Medical records from all consecutive NSCLC patients who were treated with ICI from 2015 to 2018 were retrospectively analyzed. The HP incidence rate was calculated according to five definitions (tumor growth rate [TGR]ratio, ΔTGR, tumor growth kinetic [TGK], RECIST, and time to treatment failure [TTF]), and the agreement between such definitions was determined. The HP impact on overall survival (OS) was then assessed. The association between HP (defined using the TGRratio definition) and clinical and biological variables was also assessgement of HP, whose existence is likely real.

We found fairly heterogeneous HP rates using different definitions. TTF was the only definition leading to significantly worsened OS. Further studies are needed to provide consensus recommendations for the assessment, definition, and management of HP, whose existence is likely real.

Glioblastoma is the most common primary malignant brain tumor in adults. Previous studies have suggested that CRP (C-reactive protein) could serve as a biomarker candidate as well as a prognostic factor in glioblastoma patients, and we here further investigate its potential role.

Publicly available datasets were used to compare gene expression between brain samples from glioblastoma patients and non-tumor tissue. The structure of CRP was compared between humans and rats. Glioblastoma cells from humans and rats were stained with anti-CRP. Fischer 344 rats were inoculated with syngeneic glioblastoma cells pre-coated with anti-CRP, and survival was monitored. CRP concentration in rats carrying glioblastoma was followed.

CRP was upregulated on one locus on gene level in glioblastoma tissue as compared to non-tumor brain tissue, but not in glioma stem cells as compared to neural stem cells. The structure of the CRP protein was a characteristic pentamer in both humans and rats. Both human and rat glioblastoma cells were clearly positive for anti-CRP staining. Pre-coating of glioblastoma cells with anti-CRP antibodies did not affect survival in rats with intracranial tumors. Serum levels of CRP increased during tumor progression but did not reach significantly different levels.

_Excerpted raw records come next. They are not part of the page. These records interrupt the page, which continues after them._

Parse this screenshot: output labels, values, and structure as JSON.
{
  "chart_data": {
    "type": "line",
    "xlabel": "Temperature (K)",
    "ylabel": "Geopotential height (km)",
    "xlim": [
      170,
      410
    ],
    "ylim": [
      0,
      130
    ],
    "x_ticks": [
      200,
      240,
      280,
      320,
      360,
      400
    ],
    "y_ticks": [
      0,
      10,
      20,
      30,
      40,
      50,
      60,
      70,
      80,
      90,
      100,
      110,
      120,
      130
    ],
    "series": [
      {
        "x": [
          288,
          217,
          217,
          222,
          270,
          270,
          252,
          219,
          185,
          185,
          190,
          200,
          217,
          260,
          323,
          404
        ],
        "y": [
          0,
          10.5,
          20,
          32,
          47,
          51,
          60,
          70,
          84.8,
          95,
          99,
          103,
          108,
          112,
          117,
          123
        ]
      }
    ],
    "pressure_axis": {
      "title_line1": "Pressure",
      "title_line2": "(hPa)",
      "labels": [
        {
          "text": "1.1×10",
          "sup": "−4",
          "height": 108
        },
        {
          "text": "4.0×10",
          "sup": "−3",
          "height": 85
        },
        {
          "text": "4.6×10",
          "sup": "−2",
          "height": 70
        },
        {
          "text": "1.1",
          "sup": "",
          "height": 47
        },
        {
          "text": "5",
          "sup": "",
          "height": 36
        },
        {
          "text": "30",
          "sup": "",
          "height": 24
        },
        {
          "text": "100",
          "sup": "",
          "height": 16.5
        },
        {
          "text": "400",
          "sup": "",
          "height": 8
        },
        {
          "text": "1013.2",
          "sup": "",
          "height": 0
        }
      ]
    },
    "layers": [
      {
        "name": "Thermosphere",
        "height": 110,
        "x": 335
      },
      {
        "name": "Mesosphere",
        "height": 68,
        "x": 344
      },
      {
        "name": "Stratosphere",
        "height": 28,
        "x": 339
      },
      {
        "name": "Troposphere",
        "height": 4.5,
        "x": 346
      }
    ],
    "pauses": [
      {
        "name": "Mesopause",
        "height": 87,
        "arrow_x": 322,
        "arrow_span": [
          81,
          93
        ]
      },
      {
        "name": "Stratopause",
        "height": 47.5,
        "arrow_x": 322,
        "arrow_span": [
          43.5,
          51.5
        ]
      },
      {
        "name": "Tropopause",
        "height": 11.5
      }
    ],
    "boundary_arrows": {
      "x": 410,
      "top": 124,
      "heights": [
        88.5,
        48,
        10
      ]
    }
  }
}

Both human and rat glioblastoma cells could be stained with anti-CRP antibodies in vitro. In a syngeneic glioblastoma rat model we could see an increase in serum CRP during tumor progression, but coating glioblastoma cells with anti-CRP antibodies did not provide any survival change for the animals.

Both human and rat glioblastoma cells could be stained with anti-CRP antibodies in vitro. In a syngeneic glioblastoma rat model we could see an increase in serum CRP during tumor progression, but coating glioblastoma cells with anti-CRP antibodies did not provide any survival change for the animals.